Spark Kit!
Spark is a course by FABLAB BH that teaches students the basics of electronics and coding using the Spark Kit and MicroBlocks. What’s cool is that students in the program also teach other students!
Microcontroller
🌟 What is this board, and what is it used for?
This is a Microcontroller, think of it like a power strip for electronic parts! You can plug in cool things like lights, buttons, or sensors without needing to do any wiring or soldering. It helps you build projects easily—just plug and play!
🎨 What do the different pin colors (red, black, yellow, blue, green, white) mean?
These colors help you quickly understand what kind of signal each port uses. Think of it like a superhero color code—each one has a special job!
🟢 Green = Analog pins These can read smooth changes, like how much light or how hot something is.
🔴 Red = Digital pins These are for ON/OFF things, like turning a light on or off.
🔵 Blue = I2C pins These are used when devices need to talk to each other, like a screen or a sensor sending data.
🟡 Yellow = PWM pins These can control brightness or speed, like dimming an LED or changing motor speed.
🟠 Orange = Multiple Digital pins These ports can control more than one digital signal, good for things like RGB LEDs!
🔢 Why are the ports numbered from 1 to 9? What’s the purpose of these numbers?
The numbers help you quickly know where things are plugged in.
When you're building your project or writing code, the numbers make it easier to say: ➡️ “My button is in port 2” or “The LED goes in port 6.”
We use these numbers when we explain things to you, so you can follow along easily and not get confused. It's like giving every port a name—so we can talk to them and work together as a team! 👩🏫👨🔧
Issues and Solutions
🛠️ Issue 1: Incorrect Pin Mapping
The pins shown in MicroBlocks didn’t match the actual pins on the microcontroller.
✅ Solution: We created a drop-down menu that shows the correct pin numbers as labeled on the microcontroller.
🛠️ Issue 2: Inverted Module Behavior
Some modules behaved in reverse—turning ON in code would turn them OFF in real life (and vice versa).
✅ Solution: We created custom blocks that automatically handle inverted logic for those modules.
🛠️ Issue 3: Modules Needing Multiple Pins
Some modules, like RGB LEDs, required controlling multiple pins at once, which made coding harder and repetitive.
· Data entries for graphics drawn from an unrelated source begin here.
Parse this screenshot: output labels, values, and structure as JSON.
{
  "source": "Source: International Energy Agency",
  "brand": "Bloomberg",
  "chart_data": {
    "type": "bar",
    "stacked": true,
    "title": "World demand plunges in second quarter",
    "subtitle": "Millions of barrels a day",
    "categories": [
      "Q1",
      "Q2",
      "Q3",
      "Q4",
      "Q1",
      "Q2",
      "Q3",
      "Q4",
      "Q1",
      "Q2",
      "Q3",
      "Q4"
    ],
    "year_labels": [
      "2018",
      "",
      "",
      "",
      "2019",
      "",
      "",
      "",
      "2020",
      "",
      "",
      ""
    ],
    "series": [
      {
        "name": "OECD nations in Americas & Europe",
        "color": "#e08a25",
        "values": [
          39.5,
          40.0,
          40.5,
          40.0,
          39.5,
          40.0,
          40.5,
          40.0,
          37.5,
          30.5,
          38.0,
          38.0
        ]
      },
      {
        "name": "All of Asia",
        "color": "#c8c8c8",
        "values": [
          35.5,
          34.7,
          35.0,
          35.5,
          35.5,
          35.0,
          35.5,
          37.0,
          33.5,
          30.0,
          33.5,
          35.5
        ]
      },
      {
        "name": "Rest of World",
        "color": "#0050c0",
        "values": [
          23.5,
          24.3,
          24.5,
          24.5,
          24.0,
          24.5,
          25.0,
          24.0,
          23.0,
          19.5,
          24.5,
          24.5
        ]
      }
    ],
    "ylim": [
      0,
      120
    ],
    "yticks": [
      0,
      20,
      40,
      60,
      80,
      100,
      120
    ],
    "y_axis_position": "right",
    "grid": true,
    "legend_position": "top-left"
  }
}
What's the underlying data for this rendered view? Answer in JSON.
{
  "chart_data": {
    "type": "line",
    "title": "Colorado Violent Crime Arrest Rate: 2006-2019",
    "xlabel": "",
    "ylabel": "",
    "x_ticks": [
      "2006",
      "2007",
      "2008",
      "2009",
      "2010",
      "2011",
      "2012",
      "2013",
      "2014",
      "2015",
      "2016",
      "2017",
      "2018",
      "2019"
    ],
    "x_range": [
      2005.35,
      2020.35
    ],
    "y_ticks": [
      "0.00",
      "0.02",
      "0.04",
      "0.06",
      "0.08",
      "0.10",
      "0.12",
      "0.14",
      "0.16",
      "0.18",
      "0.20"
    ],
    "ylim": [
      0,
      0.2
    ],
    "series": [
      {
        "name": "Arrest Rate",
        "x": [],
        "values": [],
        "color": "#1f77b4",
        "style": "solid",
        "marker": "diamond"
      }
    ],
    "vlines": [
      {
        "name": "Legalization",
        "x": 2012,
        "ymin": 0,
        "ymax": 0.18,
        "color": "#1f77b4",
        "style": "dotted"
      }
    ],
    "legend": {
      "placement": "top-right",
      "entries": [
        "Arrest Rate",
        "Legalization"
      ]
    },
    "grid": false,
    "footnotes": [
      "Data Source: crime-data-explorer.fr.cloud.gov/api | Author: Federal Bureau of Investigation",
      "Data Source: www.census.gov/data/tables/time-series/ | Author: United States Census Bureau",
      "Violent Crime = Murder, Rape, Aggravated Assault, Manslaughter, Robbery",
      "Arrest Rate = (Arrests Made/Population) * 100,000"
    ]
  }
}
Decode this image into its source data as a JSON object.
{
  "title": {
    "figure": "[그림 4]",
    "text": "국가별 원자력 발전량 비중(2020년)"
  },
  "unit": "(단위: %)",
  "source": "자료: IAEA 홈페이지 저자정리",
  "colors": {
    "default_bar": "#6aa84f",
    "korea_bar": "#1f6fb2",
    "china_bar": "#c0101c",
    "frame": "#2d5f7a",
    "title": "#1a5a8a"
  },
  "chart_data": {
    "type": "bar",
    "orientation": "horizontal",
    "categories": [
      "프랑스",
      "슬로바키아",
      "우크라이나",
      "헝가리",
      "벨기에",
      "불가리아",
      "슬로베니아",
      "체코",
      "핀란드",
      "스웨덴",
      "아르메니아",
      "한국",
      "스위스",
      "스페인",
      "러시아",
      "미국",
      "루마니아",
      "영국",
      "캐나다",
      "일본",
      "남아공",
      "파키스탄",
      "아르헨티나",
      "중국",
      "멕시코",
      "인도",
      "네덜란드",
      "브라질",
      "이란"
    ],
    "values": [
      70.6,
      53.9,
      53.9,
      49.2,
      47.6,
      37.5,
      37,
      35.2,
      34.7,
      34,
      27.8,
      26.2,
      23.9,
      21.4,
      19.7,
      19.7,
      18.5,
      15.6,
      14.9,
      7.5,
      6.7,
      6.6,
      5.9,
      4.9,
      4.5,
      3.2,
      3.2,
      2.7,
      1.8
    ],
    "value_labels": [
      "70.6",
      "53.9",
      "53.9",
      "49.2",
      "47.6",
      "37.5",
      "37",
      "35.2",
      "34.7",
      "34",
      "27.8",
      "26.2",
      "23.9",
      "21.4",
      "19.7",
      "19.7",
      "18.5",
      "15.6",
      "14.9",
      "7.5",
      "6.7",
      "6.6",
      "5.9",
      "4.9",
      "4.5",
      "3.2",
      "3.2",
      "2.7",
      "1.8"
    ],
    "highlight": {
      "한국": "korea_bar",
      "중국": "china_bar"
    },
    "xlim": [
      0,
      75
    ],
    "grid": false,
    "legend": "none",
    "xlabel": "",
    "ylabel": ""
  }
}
✅ Solution: We created dedicated blocks for these modules that manage all required pins together, making it easier to control them with a single command.
🛠️ Issue 4: Complex Modules with Many Features
Some modules had more than one function (like color + brightness), making it tricky to support all features in one block.
✅ Solution: We made more than one block per module when needed, each one focusing on a specific feature (e.g. one for color, one for brightness).
These Modules Got Blocks!
| Digital | Analog | I2C | PWM | Multi-pin Modules |
|---|---|---|---|---|
| LED | Film Pressure | OLED Display (Copied) | Fan Motor | Ultrasonic (Dependencies) |
| Buzzer | Photoresistor | Motor Driver | Servo (Dependencies) | RGB LED |
| Horn | Potentiometer | — | — | Traffic Light |
| Touch Sensor | Steam Sensor | — | — | — |
| Button Input | — | — | — | — |
| Photo Interrupter | — | — | — | — |
| Tilt Switch | — | — | — | — |
| Temp & Humidity (Dependencies) | — | — | — | — |
| Relay | — | — | — |